As the adoptee of an adoptee and the adoptive father of twins, I've gotten to see life from two corners of the triad. As a first post, a little history:
My adoptive father, adopted in 1922 during the "hush" era didn't meet his birth parents until he went off to war in 1941. He simply looked them up, introduced himself and let them know he ended up just fine. He never revealed the tough life he led living on the streets from the time he was 12 due to the fact his adopted father was an alcoholic. He served 27 years in the Marine Corps and in three wars (WWII, Korea, Viet Nam).
I was adopted at the age of 4 (with an infant baby sister) through the courts of the state of CA in 1965 (sealed records). I would come to know a disruptive life not unlike my father. My adoptive parents divorced when I was 12 and I have been on my own since 17. Having been separated from my two older brothers when my birth mother left the 4 of us with a neighbor never to return, there were a lot of unanswered questions. I wanted the answers to some the questions my adoptive parents could never answer. After three years of searching, at the age of 24, I located all of my family members (using vital records), including my two brothers who had been adopted by foster parents in the CA system.

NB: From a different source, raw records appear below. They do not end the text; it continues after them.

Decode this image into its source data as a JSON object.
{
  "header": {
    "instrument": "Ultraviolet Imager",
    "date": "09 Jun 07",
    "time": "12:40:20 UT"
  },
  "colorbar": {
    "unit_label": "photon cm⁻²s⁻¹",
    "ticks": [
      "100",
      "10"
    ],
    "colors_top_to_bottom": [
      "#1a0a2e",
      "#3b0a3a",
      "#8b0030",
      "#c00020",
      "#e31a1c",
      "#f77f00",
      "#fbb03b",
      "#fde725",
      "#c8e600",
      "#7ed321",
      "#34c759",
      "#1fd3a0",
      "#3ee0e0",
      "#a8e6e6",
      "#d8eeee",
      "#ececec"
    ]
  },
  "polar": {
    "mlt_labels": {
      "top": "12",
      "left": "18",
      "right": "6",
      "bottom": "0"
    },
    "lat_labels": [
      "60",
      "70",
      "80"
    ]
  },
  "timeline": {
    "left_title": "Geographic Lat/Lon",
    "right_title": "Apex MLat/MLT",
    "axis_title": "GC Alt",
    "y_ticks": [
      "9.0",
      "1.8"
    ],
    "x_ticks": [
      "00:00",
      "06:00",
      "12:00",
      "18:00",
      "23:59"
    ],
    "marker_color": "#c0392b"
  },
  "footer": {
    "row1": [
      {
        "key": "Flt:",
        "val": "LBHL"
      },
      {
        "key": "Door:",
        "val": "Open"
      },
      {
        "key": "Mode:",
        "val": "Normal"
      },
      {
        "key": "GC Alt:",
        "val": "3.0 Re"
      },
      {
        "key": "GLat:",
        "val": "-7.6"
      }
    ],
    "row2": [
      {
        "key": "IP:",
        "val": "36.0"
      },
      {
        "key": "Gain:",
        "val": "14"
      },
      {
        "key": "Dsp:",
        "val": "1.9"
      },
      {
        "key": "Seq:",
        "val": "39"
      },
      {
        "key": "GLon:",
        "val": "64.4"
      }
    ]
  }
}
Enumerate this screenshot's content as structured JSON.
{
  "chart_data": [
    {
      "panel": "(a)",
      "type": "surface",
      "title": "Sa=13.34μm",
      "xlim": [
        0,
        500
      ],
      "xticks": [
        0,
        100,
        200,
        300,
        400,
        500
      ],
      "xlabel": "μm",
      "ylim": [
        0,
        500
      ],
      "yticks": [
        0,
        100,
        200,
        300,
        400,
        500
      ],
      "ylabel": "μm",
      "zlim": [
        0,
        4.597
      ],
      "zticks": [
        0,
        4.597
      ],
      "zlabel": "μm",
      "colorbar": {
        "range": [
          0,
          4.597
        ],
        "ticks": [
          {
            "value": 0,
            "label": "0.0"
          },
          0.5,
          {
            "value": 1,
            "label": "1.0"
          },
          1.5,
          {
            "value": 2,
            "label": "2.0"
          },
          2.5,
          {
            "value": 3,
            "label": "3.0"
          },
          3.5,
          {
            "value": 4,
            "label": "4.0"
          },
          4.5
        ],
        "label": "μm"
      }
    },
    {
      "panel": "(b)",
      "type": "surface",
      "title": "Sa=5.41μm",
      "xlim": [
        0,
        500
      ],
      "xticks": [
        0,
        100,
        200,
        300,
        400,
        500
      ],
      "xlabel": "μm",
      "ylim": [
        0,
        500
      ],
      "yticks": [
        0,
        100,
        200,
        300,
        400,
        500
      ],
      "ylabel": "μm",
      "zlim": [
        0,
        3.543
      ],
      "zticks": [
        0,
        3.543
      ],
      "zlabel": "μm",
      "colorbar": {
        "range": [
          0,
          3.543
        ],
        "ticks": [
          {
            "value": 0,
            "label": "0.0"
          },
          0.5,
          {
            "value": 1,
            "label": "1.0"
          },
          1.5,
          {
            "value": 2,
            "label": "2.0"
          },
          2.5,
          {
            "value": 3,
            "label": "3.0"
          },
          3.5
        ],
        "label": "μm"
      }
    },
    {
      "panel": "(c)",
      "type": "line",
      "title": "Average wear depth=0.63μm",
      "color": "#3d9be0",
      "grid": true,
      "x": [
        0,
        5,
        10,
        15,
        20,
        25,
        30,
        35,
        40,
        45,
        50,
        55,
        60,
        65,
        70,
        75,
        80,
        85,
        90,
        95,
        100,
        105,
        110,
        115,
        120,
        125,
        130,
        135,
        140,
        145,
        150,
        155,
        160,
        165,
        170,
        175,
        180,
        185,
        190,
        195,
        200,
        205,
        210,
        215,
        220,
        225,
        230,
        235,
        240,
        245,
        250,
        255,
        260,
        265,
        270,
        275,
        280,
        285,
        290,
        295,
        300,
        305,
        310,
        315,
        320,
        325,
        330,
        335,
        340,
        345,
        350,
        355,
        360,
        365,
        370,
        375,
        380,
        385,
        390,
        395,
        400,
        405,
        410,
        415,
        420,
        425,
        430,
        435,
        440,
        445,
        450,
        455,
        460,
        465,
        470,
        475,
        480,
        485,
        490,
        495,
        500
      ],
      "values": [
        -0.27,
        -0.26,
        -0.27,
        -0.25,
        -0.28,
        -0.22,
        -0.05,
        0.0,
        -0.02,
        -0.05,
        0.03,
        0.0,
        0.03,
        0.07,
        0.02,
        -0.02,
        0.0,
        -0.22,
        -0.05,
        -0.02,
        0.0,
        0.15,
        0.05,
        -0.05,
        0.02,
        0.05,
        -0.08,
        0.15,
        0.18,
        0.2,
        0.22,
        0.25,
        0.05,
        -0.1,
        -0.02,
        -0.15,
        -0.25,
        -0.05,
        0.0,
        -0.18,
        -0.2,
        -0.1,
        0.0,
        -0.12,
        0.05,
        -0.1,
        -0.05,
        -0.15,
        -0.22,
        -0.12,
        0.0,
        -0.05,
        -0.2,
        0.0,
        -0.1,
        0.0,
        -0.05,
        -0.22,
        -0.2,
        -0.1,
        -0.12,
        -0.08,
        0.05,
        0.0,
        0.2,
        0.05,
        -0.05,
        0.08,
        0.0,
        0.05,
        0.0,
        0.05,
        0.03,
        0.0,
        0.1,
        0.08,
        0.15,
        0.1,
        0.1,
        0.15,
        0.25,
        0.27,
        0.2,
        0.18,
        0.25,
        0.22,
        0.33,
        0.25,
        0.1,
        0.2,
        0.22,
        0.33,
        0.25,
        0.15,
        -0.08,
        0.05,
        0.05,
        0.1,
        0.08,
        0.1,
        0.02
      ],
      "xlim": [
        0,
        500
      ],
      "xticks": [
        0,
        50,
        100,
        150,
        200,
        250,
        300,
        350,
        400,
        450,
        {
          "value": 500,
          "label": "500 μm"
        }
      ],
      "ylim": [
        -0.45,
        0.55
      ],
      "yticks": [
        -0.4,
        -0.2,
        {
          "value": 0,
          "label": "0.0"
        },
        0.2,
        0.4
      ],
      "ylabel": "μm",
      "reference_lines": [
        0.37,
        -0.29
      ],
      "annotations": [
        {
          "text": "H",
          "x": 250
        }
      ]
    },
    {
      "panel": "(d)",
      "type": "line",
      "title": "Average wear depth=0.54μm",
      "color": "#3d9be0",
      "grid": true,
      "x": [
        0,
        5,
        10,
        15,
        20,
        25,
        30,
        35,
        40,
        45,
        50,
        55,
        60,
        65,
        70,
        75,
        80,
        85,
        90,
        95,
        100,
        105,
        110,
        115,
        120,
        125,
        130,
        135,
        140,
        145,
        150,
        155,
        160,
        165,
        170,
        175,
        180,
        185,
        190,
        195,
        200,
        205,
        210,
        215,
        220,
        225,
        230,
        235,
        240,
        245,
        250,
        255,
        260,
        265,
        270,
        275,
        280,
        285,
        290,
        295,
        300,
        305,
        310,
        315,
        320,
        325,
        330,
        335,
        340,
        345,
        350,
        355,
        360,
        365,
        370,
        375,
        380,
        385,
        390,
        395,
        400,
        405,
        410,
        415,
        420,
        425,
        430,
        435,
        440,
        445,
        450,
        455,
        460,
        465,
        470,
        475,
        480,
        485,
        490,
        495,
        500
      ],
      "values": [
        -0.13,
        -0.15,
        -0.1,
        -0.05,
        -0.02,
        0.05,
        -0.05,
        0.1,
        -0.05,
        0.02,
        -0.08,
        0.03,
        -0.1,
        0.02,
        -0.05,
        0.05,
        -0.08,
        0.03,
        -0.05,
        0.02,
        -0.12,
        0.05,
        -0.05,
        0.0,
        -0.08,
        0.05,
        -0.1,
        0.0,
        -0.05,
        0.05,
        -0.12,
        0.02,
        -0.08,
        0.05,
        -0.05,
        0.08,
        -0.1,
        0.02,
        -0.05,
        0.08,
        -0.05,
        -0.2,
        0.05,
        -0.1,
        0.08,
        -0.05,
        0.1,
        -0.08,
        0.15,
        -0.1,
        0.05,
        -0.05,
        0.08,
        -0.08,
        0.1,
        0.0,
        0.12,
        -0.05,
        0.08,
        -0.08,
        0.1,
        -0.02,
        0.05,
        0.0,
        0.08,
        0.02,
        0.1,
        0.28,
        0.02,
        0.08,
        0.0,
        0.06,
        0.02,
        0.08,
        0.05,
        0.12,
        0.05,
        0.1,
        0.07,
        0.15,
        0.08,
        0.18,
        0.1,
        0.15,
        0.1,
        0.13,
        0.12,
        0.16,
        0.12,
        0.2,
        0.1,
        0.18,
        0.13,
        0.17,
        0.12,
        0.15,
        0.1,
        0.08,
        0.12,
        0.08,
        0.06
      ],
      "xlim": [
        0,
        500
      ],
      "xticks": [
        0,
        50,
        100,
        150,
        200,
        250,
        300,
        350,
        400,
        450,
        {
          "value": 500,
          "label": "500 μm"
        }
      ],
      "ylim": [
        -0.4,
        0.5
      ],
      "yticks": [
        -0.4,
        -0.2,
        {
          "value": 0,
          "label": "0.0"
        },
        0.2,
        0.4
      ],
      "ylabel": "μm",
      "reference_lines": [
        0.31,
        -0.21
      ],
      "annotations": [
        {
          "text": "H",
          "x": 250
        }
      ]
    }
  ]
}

It's 2007 and my wife and I are raising adopted twins via an international adoption which took place in 2003. (We tried to have our own children, but were unable due to medical issues.) Our boys are 4 and were adopted at birth and came home to the US at 6 months of age. They have 5 birth siblings. Their parents were too poor to feed two more mouths and had no choice but to relinquish them. If it is their choice, I will do all that I can when they become of age to help them locate their parents in their native country.